Forty years after giving a speech that lead to the end of the death penalty in France, former Justice minister Robert Badinter continues to fight for the abolition of capital punishment around the world.

"I am certain that the movement towards abolition will continue. Sooner or later it will win,” said Badinter Wednesday at a seminar organized by the French National Assembly to mark the fortieth anniversary of the abolition of the death penalty.

Badinter, 93, who served as Justice Minister under Socialist president Francois Mitterrand, fought to end capital punishment at a time when most of the French public supported the practice.

On 17 September 1981, Badinter gave a historic, two-hour speech to members of parliament, in which he argued that only totalitarian regimes had the death penalty.

“In countries of liberty, abolition is almost always the rule; in countries where dictatorship reigns, the death penalty is always practiced,” he told lawmakers at the time.

The day after the speech, the National Assembly overwhelmingly passed a first draft of the law, the final version of which came into effect on 9 October of that year.

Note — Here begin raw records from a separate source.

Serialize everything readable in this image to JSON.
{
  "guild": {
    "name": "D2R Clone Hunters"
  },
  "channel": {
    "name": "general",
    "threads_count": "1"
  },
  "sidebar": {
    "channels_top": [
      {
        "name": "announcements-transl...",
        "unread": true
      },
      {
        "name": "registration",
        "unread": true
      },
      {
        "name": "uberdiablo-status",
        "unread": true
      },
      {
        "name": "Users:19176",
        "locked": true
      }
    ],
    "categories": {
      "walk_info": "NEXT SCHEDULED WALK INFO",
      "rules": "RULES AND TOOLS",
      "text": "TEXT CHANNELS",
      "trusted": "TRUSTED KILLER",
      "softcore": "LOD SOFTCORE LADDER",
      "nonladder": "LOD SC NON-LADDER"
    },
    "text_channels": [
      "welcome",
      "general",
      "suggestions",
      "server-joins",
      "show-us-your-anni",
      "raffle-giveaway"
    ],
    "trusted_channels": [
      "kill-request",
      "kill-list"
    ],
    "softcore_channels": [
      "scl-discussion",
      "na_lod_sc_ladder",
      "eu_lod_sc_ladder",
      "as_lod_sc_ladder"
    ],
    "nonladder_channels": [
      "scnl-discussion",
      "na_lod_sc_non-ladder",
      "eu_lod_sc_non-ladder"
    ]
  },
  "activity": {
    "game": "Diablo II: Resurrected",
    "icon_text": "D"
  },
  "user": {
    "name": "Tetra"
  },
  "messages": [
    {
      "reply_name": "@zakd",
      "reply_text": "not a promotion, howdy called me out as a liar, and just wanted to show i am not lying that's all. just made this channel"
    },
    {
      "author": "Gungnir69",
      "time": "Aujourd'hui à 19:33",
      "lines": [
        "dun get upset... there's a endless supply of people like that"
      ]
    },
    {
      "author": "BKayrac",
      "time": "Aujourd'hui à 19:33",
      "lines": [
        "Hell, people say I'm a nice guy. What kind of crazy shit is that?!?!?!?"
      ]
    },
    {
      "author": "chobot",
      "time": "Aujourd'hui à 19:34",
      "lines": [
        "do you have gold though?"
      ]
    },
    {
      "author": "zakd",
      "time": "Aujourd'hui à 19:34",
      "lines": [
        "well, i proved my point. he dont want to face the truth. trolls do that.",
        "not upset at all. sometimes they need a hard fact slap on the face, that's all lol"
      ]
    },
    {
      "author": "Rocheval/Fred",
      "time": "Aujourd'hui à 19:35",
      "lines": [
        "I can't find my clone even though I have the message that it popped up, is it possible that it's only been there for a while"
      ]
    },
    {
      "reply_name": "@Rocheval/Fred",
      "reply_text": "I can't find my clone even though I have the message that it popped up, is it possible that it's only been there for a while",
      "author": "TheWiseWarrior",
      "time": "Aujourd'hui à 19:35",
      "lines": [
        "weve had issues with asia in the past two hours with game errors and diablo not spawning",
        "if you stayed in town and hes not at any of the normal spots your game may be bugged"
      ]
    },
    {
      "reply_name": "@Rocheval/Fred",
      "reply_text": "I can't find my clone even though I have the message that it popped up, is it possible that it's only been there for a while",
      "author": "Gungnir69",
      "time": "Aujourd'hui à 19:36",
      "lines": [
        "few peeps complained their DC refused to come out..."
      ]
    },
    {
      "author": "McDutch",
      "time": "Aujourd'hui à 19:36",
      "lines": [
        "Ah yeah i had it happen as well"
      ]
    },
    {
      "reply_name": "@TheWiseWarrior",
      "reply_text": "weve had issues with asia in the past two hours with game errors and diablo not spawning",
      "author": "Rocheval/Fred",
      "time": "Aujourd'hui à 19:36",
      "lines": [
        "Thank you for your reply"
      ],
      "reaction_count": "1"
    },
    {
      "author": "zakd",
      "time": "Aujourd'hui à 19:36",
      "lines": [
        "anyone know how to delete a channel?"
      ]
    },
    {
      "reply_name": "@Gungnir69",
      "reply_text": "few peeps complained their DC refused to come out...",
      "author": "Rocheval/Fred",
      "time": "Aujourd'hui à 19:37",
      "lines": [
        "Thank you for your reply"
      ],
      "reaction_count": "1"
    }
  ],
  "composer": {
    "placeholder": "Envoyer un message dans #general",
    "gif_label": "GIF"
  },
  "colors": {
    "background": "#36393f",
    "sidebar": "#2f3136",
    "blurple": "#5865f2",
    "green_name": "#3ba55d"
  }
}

The abolition of the death penalty was inscribed in the French constitution in 2007.

Badinter has since fought to have the practice banned around the world.

"Progress in this cause has exceeded our expectations,” he said Wednesday.

Three quarters of the 198 countries in the United Nations have abolished capital punishment “in law or de facto”, he said, and in Europe, only Belarus has not moved to abolish the practice, which shows the enduring link between dictatorship and the death penalty”.

Of the countries that continue the practice, Badinter highlighted China, Iran, Egypt and Saudi Arabia, while in the United States, which continues to execute prisoners, "the march towards abolition continues”.

The former minister also spoke of the need to rethink France's prison system, in particular prison overcrowding, “which weighs particularly sharply on our country”.